We stare at each other for a moment.
Rio breaks the silence by laughing nervously, unsure of how to process what I have said. When she turns back to Asher and starts singing to him, I know the questions are over for today. She smothers him with kisses and then turns to tickle Nolan. At least for now, I have told her enough. She has moved on to something more important - making her brothers happy. Asher's disability does not make him different from Nolan; it makes him lucky to be the recipient of her extra affection.
The hours between dinner clean up and bedtime are the most difficult of the day. All three kids are tired and my energy is long depleted. I have been asking Rio repeatedly to finish clearing her dishes, but instead of obliging she is busy eliciting fits of hysterical laughter from her brothers who are sitting in their highchairs. She needs to do little more than raise an eyebrow or stick out her tongue to get them going. She appreciates the response as much as they appreciate her humour and it is difficult to pull any of them away from it.

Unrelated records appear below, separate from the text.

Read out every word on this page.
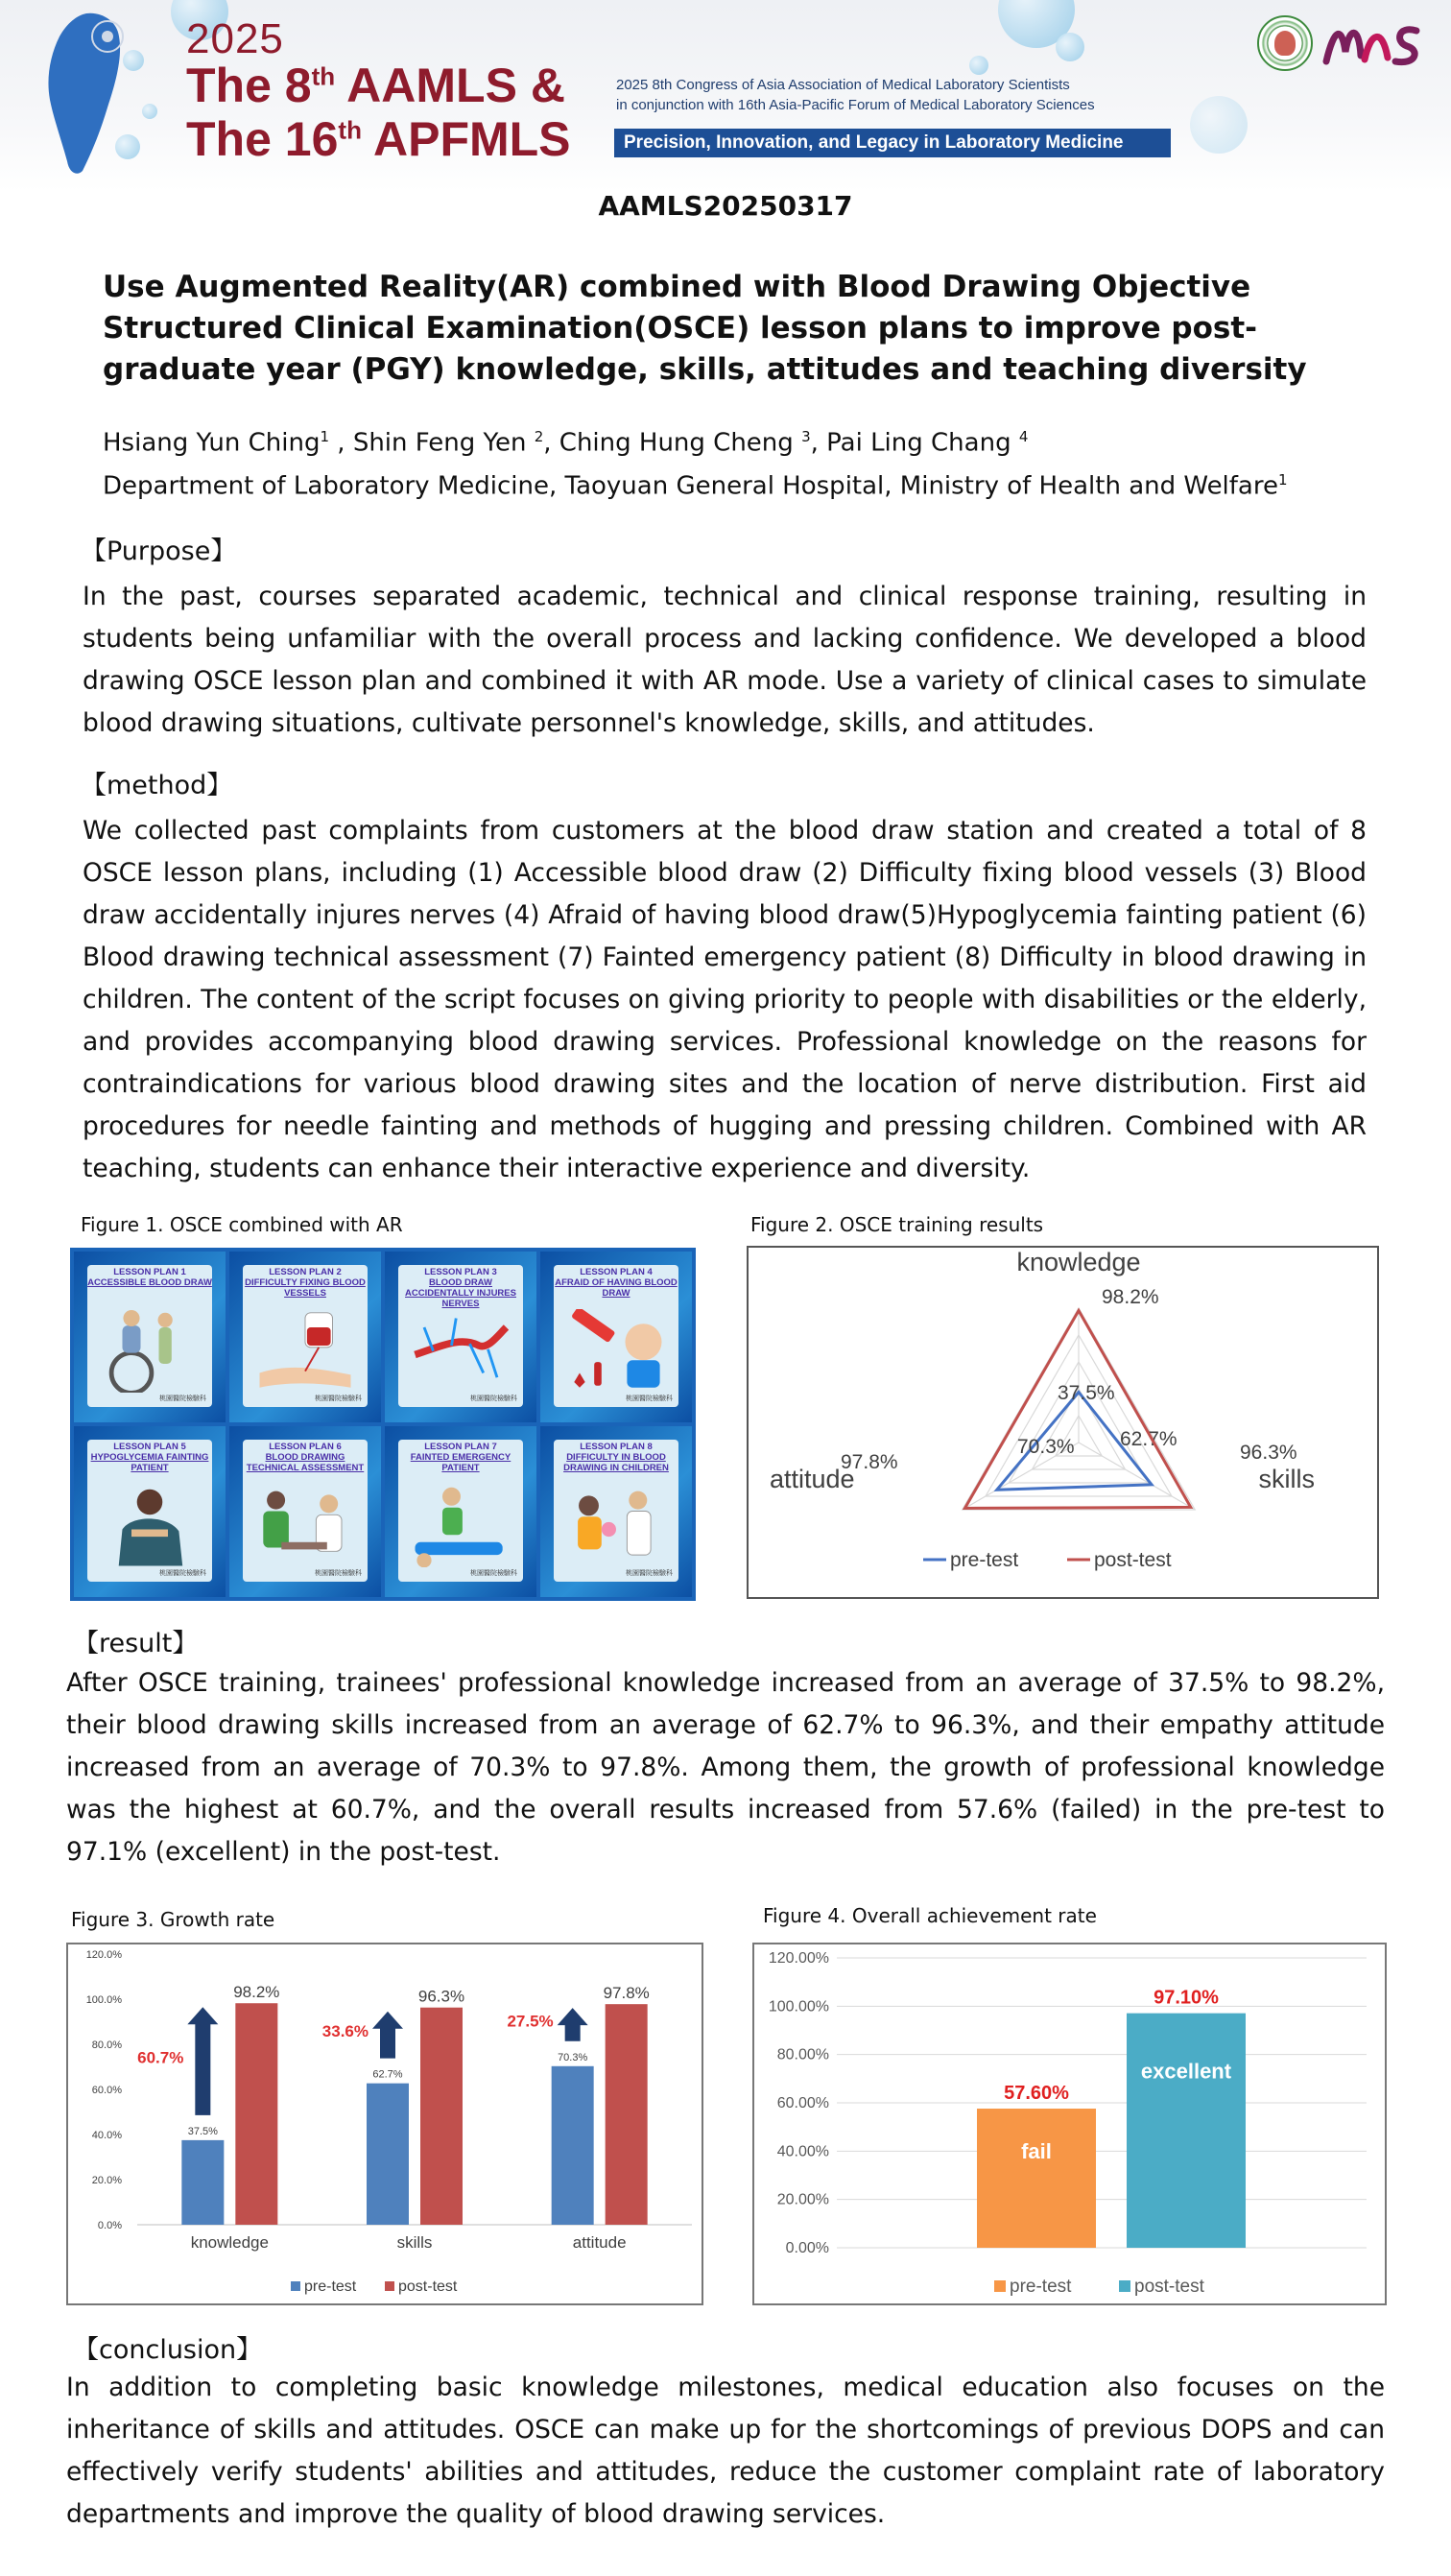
2025
The 8th AAMLS &
The 16th APFMLS
2025 8th Congress of Asia Association of Medical Laboratory Scientists
in conjunction with 16th Asia-Pacific Forum of Medical Laboratory Sciences
Precision, Innovation, and Legacy in Laboratory Medicine
AAMLS20250317
Use Augmented Reality(AR) combined with Blood Drawing Objective Structured Clinical Examination(OSCE) lesson plans to improve post-graduate year (PGY) knowledge, skills, attitudes and teaching diversity
Hsiang Yun Ching$^1$ , Shin Feng Yen $^2$, Ching Hung Cheng $^3$, Pai Ling Chang $^4$
Department of Laboratory Medicine, Taoyuan General Hospital, Ministry of Health and Welfare$^1$
【Purpose】
In the past, courses separated academic, technical and clinical response training, resulting in students being unfamiliar with the overall process and lacking confidence. We developed a blood drawing OSCE lesson plan and combined it with AR mode. Use a variety of clinical cases to simulate blood drawing situations, cultivate personnel's knowledge, skills, and attitudes.
【method】
We collected past complaints from customers at the blood draw station and created a total of 8 OSCE lesson plans, including (1) Accessible blood draw (2) Difficulty fixing blood vessels (3) Blood draw accidentally injures nerves (4) Afraid of having blood draw(5)Hypoglycemia fainting patient (6) Blood drawing technical assessment (7) Fainted emergency patient (8) Difficulty in blood drawing in children. The content of the script focuses on giving priority to people with disabilities or the elderly, and provides accompanying blood drawing services. Professional knowledge on the reasons for contraindications for various blood drawing sites and the location of nerve distribution. First aid procedures for needle fainting and methods of hugging and pressing children. Combined with AR teaching, students can enhance their interactive experience and diversity.
Figure 1. OSCE combined with AR
LESSON PLAN 1
ACCESSIBLE BLOOD DRAW
桃園醫院檢驗科
LESSON PLAN 2
DIFFICULTY FIXING BLOOD VESSELS
桃園醫院檢驗科
LESSON PLAN 3
BLOOD DRAW ACCIDENTALLY INJURES NERVES
桃園醫院檢驗科
LESSON PLAN 4
AFRAID OF HAVING BLOOD DRAW
桃園醫院檢驗科
LESSON PLAN 5
HYPOGLYCEMIA FAINTING PATIENT
桃園醫院檢驗科
LESSON PLAN 6
BLOOD DRAWING TECHNICAL ASSESSMENT
桃園醫院檢驗科
LESSON PLAN 7
FAINTED EMERGENCY PATIENT
桃園醫院檢驗科
LESSON PLAN 8
DIFFICULTY IN BLOOD DRAWING IN CHILDREN
桃園醫院檢驗科
Figure 2. OSCE training results
knowledge
skills
attitude
37.5%
62.7%
70.3%
98.2%
96.3%
97.8%
pre-test	post-test
【result】
After OSCE training, trainees' professional knowledge increased from an average of 37.5% to 98.2%, their blood drawing skills increased from an average of 62.7% to 96.3%, and their empathy attitude increased from an average of 70.3% to 97.8%. Among them, the growth of professional knowledge was the highest at 60.7%, and the overall results increased from 57.6% (failed) in the pre-test to 97.1% (excellent) in the post-test.
Figure 3. Growth rate
0.0%
20.0%
40.0%
60.0%
80.0%
100.0%
120.0%
37.5%
98.2%
knowledge
60.7%
62.7%
96.3%
skills
33.6%
70.3%
97.8%
attitude
27.5%
pre-test	post-test
Figure 4. Overall achievement rate
0.00%
20.00%
40.00%
60.00%
80.00%
100.00%
120.00%
57.60%
fail
97.10%
excellent
pre-test	post-test
【conclusion】
In addition to completing basic knowledge milestones, medical education also focuses on the inheritance of skills and attitudes. OSCE can make up for the shortcomings of previous DOPS and can effectively verify students' abilities and attitudes, reduce the customer complaint rate of laboratory departments and improve the quality of blood drawing services.
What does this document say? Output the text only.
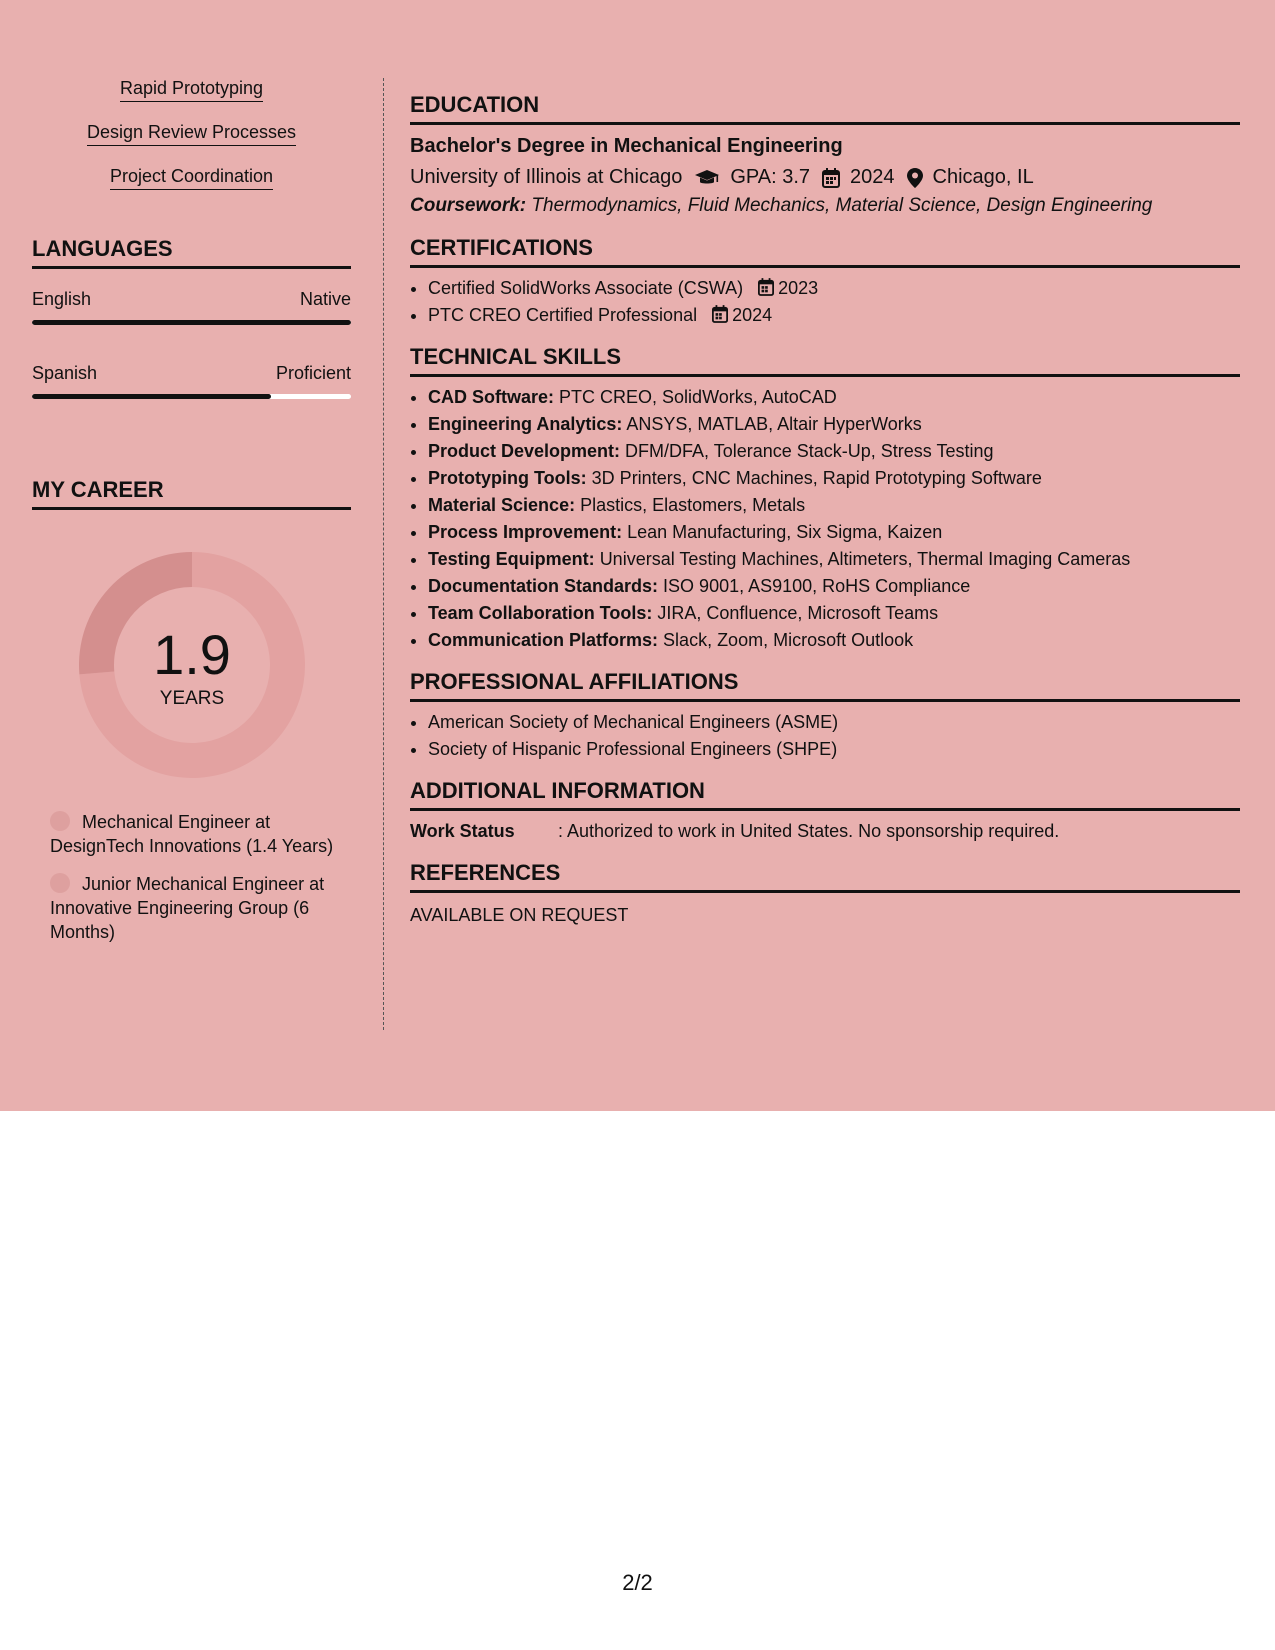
Rapid Prototyping
Design Review Processes
Project Coordination
LANGUAGES
English	Native
Spanish	Proficient
MY CAREER
1.9
YEARS
Mechanical Engineer at DesignTech Innovations (1.4 Years)
Junior Mechanical Engineer at Innovative Engineering Group (6 Months)
EDUCATION
Bachelor's Degree in Mechanical Engineering
University of Illinois at Chicago GPA: 3.7 2024 Chicago, IL
Coursework: Thermodynamics, Fluid Mechanics, Material Science, Design Engineering
CERTIFICATIONS
• Certified SolidWorks Associate (CSWA) 2023
• PTC CREO Certified Professional 2024
TECHNICAL SKILLS
• CAD Software: PTC CREO, SolidWorks, AutoCAD
• Engineering Analytics: ANSYS, MATLAB, Altair HyperWorks
• Product Development: DFM/DFA, Tolerance Stack-Up, Stress Testing
• Prototyping Tools: 3D Printers, CNC Machines, Rapid Prototyping Software
• Material Science: Plastics, Elastomers, Metals
• Process Improvement: Lean Manufacturing, Six Sigma, Kaizen
• Testing Equipment: Universal Testing Machines, Altimeters, Thermal Imaging Cameras
• Documentation Standards: ISO 9001, AS9100, RoHS Compliance
• Team Collaboration Tools: JIRA, Confluence, Microsoft Teams
• Communication Platforms: Slack, Zoom, Microsoft Outlook
PROFESSIONAL AFFILIATIONS
• American Society of Mechanical Engineers (ASME)
• Society of Hispanic Professional Engineers (SHPE)
ADDITIONAL INFORMATION
Work Status	: Authorized to work in United States. No sponsorship required.
REFERENCES
AVAILABLE ON REQUEST
2/2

“Rio, please. The dishes,” I remind her.
She ignores me as she starts running laps around the boys, their heads whipping back and forth as they follow her, shrieking with delight each time she reappears.
“RIO!” my voice raises.
“Ok mommy, I HEARD you!” she replies, obviously annoyed as she sulks towards me with her plate and cutlery. How dare I cut their party short.
I continue to load the dishwasher but hear her rustling through the drawers next to me.
“What are you DOING, Rio?” I snap at her, my patience officially shot.
“Asher just needs his face washed," she replies as she grabs a wash cloth.
I stand stunned, my hands full of dirty dishes as I watch her walk past me to the bathroom. I hear her turn the faucet on, then off, before she returns to the kitchen with the dripping cloth. She walks to Asher and wipes his mouth as he blows raspberries in protest. She inspects Nolan closely but decides that he's clean enough. After removing their bibs she turns back to me and smiles proudly. She knows what a helper she is.
A few minutes later, Nolan begins to melt down on the change table as I'm getting him ready for bed. He is so strong that I am having trouble holding him still while he arches his back and kicks his legs. While I try to button his diaper with one hand and hold him still with the other, Rio grabs the bottle of cream on his side table and hands it to him. He instantly quiets and begins playing with it, forgetting what he was just so angry about.
Before I can muster a thank-you, she tells me matter-of-factly, "I know my brothers."
Indeed, she does, and aren't we all blessed because of it.